Yerel seçimlerden sonra başlayan “hesap sorma, kelle alma, özeleştiri” tartışmalarının dozu artıyor.
 Ancak tüm tartışmaların odağında AK Parti var.

            Bu doğru bir odak mı? Bence değil.

                 Özeleştiri yelpazesi, AK Parti’de genel başkan yardımcısını görevden almak, bakan değiştirmek, yeni bürokrat atamaktan ibaret ise yanlış bir hesap yapılıyor.

                 Zira MESELE, BİR PARTİ MESELESİ DEĞİL, BÜYÜK BİR CAMİANIN BÜTÜN OLARAK YIPRANMASI, İLKESEL EROZYONA UĞRAMASI VE İRTİFA KAYBETMESİDİR.

                                     Camia nedir, kimlerden oluşuyor?

                 Camiadan kastım muhafazakar, dindar, mütedeyyin insanların tamamının oluşturduğu bir sosyal yapı.

                  Türkiye’de Osmanlının son döneminden başlayarak bir damarı temsil eden, oradan beslenen ve onun izlerini takip eden sosyolojiden bahsediyorum.

                  Farklı farklı fraksiyonları, meşrepleri, dini anlayışları, hedefleri olsa da politize olmuş ve kutuplaşmış ortamda bunların tümü aynı daire içinde anılıyor bugün.

                  Yanlış etiketleme, hatalı suçlama, kötü faturalandırmaların yapıldığını görsek de, bunu toplumun geneline anlatmanız neredeyse mümkün değil artık.

                  FETÖ’nün neden olduğu tahribatı sadece devlet kurumları içinde, siyasette arayanların en büyük hatalarından biri de tam burada karşımıza çıkıyor.

                 FETÖ ÖYLESİNE BİR TAHRİBAT YAPTI Kİ, ONLAR GİBİ CEMAAT OLAN TÜM GURUPLARI  TÖHMET ALTINDA BIRAKTI, MAHKUM ETTİ, TOPLUMDA SUÇLUYMUŞ GİBİ GÖSTERDİ.

                  Namaz kılan, hacca giden, başörtüsü takan birinin nasıl olur da casusluk faaliyeti yaptığına, devlete ve millete karşı darbe yaptığına şaşıran toplum, diğer cemaat ve tarikatları da aynı görmeye başlamadı mı?

                  Çocuk istismarı olan tarikatlardaki bireysel suçlar da aynı şekilde tüm Kur’an kurslarını, vakıfları ve diğer cemaatleri de algısal olarak tahrip etti.

                  GENÇLERİN DİNDEN UZAKLAŞMASININ NEDENLERİNDEN BİRİNİ DE, CAMİANIN TAMAMINDA GÖRÜLEN EROZYONDA ARAMAK GEREK.

                                             Politize Olmanın Bedeli

                   Bazı yanlış kavramların her geçen gün yayıldığını ve bu genel bakış açısı yüzünden birçok insanı aynı kefeye koyduklarını görüyorum.

                  “Siyasal İslamcı” kavramı mesela.

                   Siyasetle uğraşan dindar insanların hepsine bu isim takılıyor şimdi.

                  “İşte Siyasal İslamcı böyle yolsuzluk yapar, böyle kibirlidir, böyle yalan söyler.”

               Oysa “Siyasal İslamcı” kavramı bu topraklara yabancıdır ve dış kaynaklı terimdir.

                      Ayrıca Milli Görüş hareketinin İslamcılıkla hiçbir alakası yoktur.

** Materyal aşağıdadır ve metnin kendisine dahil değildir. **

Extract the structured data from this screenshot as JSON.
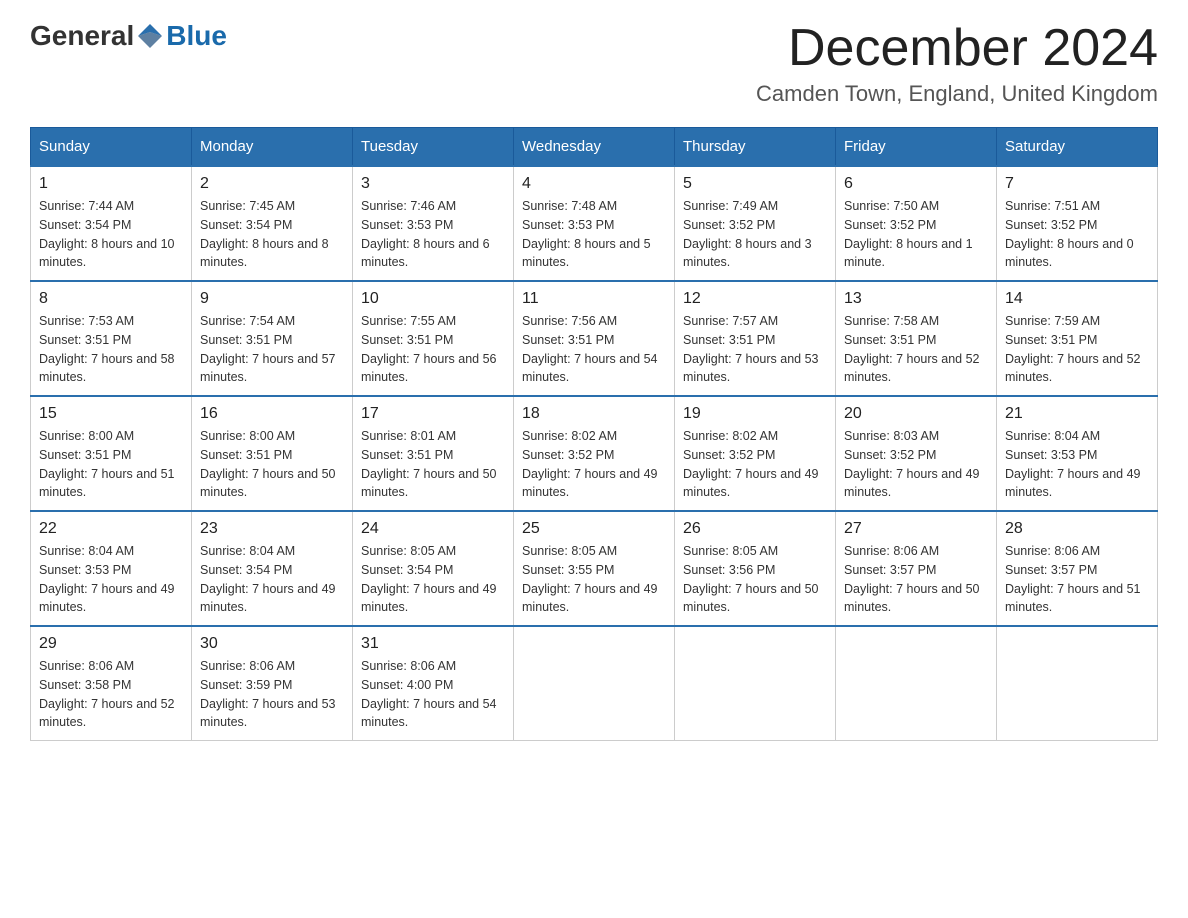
{
  "header": {
    "logo_general": "General",
    "logo_blue": "Blue",
    "month_title": "December 2024",
    "location": "Camden Town, England, United Kingdom"
  },
  "days_of_week": [
    "Sunday",
    "Monday",
    "Tuesday",
    "Wednesday",
    "Thursday",
    "Friday",
    "Saturday"
  ],
  "weeks": [
    [
      {
        "date": "1",
        "sunrise": "7:44 AM",
        "sunset": "3:54 PM",
        "daylight": "8 hours and 10 minutes."
      },
      {
        "date": "2",
        "sunrise": "7:45 AM",
        "sunset": "3:54 PM",
        "daylight": "8 hours and 8 minutes."
      },
      {
        "date": "3",
        "sunrise": "7:46 AM",
        "sunset": "3:53 PM",
        "daylight": "8 hours and 6 minutes."
      },
      {
        "date": "4",
        "sunrise": "7:48 AM",
        "sunset": "3:53 PM",
        "daylight": "8 hours and 5 minutes."
      },
      {
        "date": "5",
        "sunrise": "7:49 AM",
        "sunset": "3:52 PM",
        "daylight": "8 hours and 3 minutes."
      },
      {
        "date": "6",
        "sunrise": "7:50 AM",
        "sunset": "3:52 PM",
        "daylight": "8 hours and 1 minute."
      },
      {
        "date": "7",
        "sunrise": "7:51 AM",
        "sunset": "3:52 PM",
        "daylight": "8 hours and 0 minutes."
      }
    ],
    [
      {
        "date": "8",
        "sunrise": "7:53 AM",
        "sunset": "3:51 PM",
        "daylight": "7 hours and 58 minutes."
      },
      {
        "date": "9",
        "sunrise": "7:54 AM",
        "sunset": "3:51 PM",
        "daylight": "7 hours and 57 minutes."
      },
      {
        "date": "10",
        "sunrise": "7:55 AM",
        "sunset": "3:51 PM",
        "daylight": "7 hours and 56 minutes."
      },
      {
        "date": "11",
        "sunrise": "7:56 AM",
        "sunset": "3:51 PM",
        "daylight": "7 hours and 54 minutes."
      },
      {
        "date": "12",
        "sunrise": "7:57 AM",
        "sunset": "3:51 PM",
        "daylight": "7 hours and 53 minutes."
      },
      {
        "date": "13",
        "sunrise": "7:58 AM",
        "sunset": "3:51 PM",
        "daylight": "7 hours and 52 minutes."
      },
      {
        "date": "14",
        "sunrise": "7:59 AM",
        "sunset": "3:51 PM",
        "daylight": "7 hours and 52 minutes."
      }
    ],
    [
      {
        "date": "15",
        "sunrise": "8:00 AM",
        "sunset": "3:51 PM",
        "daylight": "7 hours and 51 minutes."
      },
      {
        "date": "16",
        "sunrise": "8:00 AM",
        "sunset": "3:51 PM",
        "daylight": "7 hours and 50 minutes."
      },
      {
        "date": "17",
        "sunrise": "8:01 AM",
        "sunset": "3:51 PM",
        "daylight": "7 hours and 50 minutes."
      },
      {
        "date": "18",
        "sunrise": "8:02 AM",
        "sunset": "3:52 PM",
        "daylight": "7 hours and 49 minutes."
      },
      {
        "date": "19",
        "sunrise": "8:02 AM",
        "sunset": "3:52 PM",
        "daylight": "7 hours and 49 minutes."
      },
      {
        "date": "20",
        "sunrise": "8:03 AM",
        "sunset": "3:52 PM",
        "daylight": "7 hours and 49 minutes."
      },
      {
        "date": "21",
        "sunrise": "8:04 AM",
        "sunset": "3:53 PM",
        "daylight": "7 hours and 49 minutes."
      }
    ],
    [
      {
        "date": "22",
        "sunrise": "8:04 AM",
        "sunset": "3:53 PM",
        "daylight": "7 hours and 49 minutes."
      },
      {
        "date": "23",
        "sunrise": "8:04 AM",
        "sunset": "3:54 PM",
        "daylight": "7 hours and 49 minutes."
      },
      {
        "date": "24",
        "sunrise": "8:05 AM",
        "sunset": "3:54 PM",
        "daylight": "7 hours and 49 minutes."
      },
      {
        "date": "25",
        "sunrise": "8:05 AM",
        "sunset": "3:55 PM",
        "daylight": "7 hours and 49 minutes."
      },
      {
        "date": "26",
        "sunrise": "8:05 AM",
        "sunset": "3:56 PM",
        "daylight": "7 hours and 50 minutes."
      },
      {
        "date": "27",
        "sunrise": "8:06 AM",
        "sunset": "3:57 PM",
        "daylight": "7 hours and 50 minutes."
      },
      {
        "date": "28",
        "sunrise": "8:06 AM",
        "sunset": "3:57 PM",
        "daylight": "7 hours and 51 minutes."
      }
    ],
    [
      {
        "date": "29",
        "sunrise": "8:06 AM",
        "sunset": "3:58 PM",
        "daylight": "7 hours and 52 minutes."
      },
      {
        "date": "30",
        "sunrise": "8:06 AM",
        "sunset": "3:59 PM",
        "daylight": "7 hours and 53 minutes."
      },
      {
        "date": "31",
        "sunrise": "8:06 AM",
        "sunset": "4:00 PM",
        "daylight": "7 hours and 54 minutes."
      },
      null,
      null,
      null,
      null
    ]
  ]
}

Milli Görüş hareketinden doğan AK Parti, Saadet, Deva, Gelecek, Yeniden Refah hareketinin de öyle…

                      Ancak siyasetle ilgilenen dindar, muhafazakar insanların hepsi aynı kavramlar anılıyor nedense.

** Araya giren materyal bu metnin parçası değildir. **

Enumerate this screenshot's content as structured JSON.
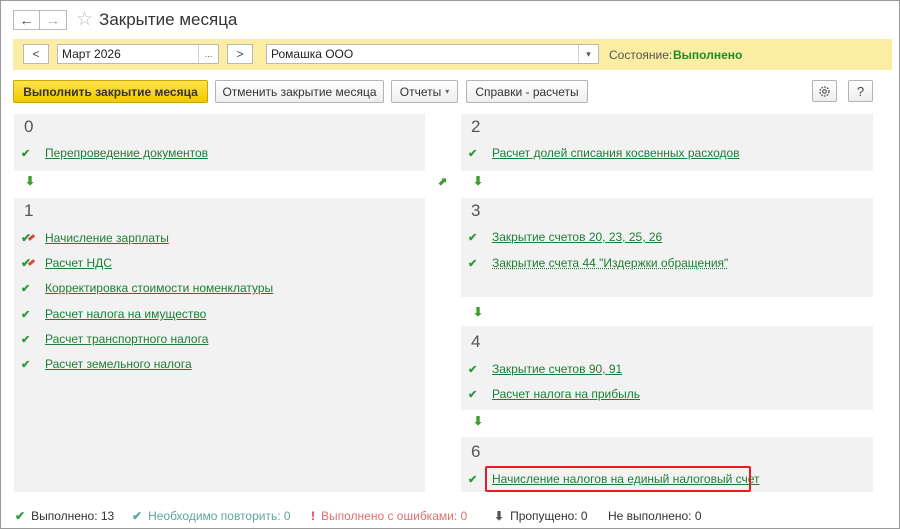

                      Sadece siyasetçiler mi? Hayır. Politize olmuş ya da olmamış iş adamları, tarikatlar, vakıflar, yazarlar, aydınlar da benzer bir mahkumiyetin kurbanı oluyorlar.

                       22 yıllık AK Parti iktidarında politize olmuş her hareketin, her bireyin, her cemaatin bu etiketin üzerine yapıştığını görmesi gerekiyor.

                       Bu onların hatası. Zira SİVİL TOPLUM HAREKETİ OLAN BİR CEMAATİN, TARİKATIN, VAKFIN, BAĞIMSIZ KALMASI GEREKEN AYDINLARIN, YAZARLARIN, ENTELLEKTÜELLERİN, GAZETECİLERİN POLİTİK OLARAK ANGAJMANA GİRMEMESİ, BİR PARTİ İÇİN OY TOLAMAMASI, DEVLETLE İÇLİ DIŞLI OLMAMASI GEREKİRDİ.

                      Devlet sustuğunda onlar da susuyor, devlet konuştuğunda onlar da aynı dili kullanıyor, politik duruşunu değiştirdiğinde onlar da değiştirmek zorunda hissediyor kendini.

                      Oysa SİVİL TOPLUMUN SİYASETİ;  DEVLETİ AHLAKİ, İLKESEL ZEMİNDE  DURMAYA ZORLAMASI, İNSANI ÖNCELEMESİ İÇİN BASKI ALTINA ALMASI, DÖNÜŞTÜRMESİ GEREKİR.
                     BURADA TERSİ OLDU, DEVLET SİVİL TOPLUMU KENDİNE BENZETTİ ve “KAMULAŞTIRDI.”

                                          Bütün Camianın İrtifa Kaybı

                     Bu camia tek parti döneminde, askeri darbelerde, ideolojik baskılarda var olmak için büyük bedeller ödemiş, mücadele etmiş, yoklukta hayatta kalmak için büyük emekler harcamış bir camiadır.

                     Dindar bir kitleden bahsediyoruz ve bunların hiyerarşik olmayan homojenliğinden. Ortak dertleri, acıları ve ortak hayalleri onları kategorik olmayan homojen bir yapıya dönüştürmüştü.

                    Hepsi başörtüsü yasağının kalkması için, dini hayata getirilen kısıtlamaların bitmesi için, Ayasofya’nın açılması, Kudüs’ün kurtulması, Müslüman dünyasının birleşmesi için ortak hayallere ve hedeflere sahipti. Bu, düşünce ve fikir yoluyla etkileşime giren, şekilsel olmasa da duygusal olarak birbirini “biz” kavramı içinde buluşturan bir homojenlikti.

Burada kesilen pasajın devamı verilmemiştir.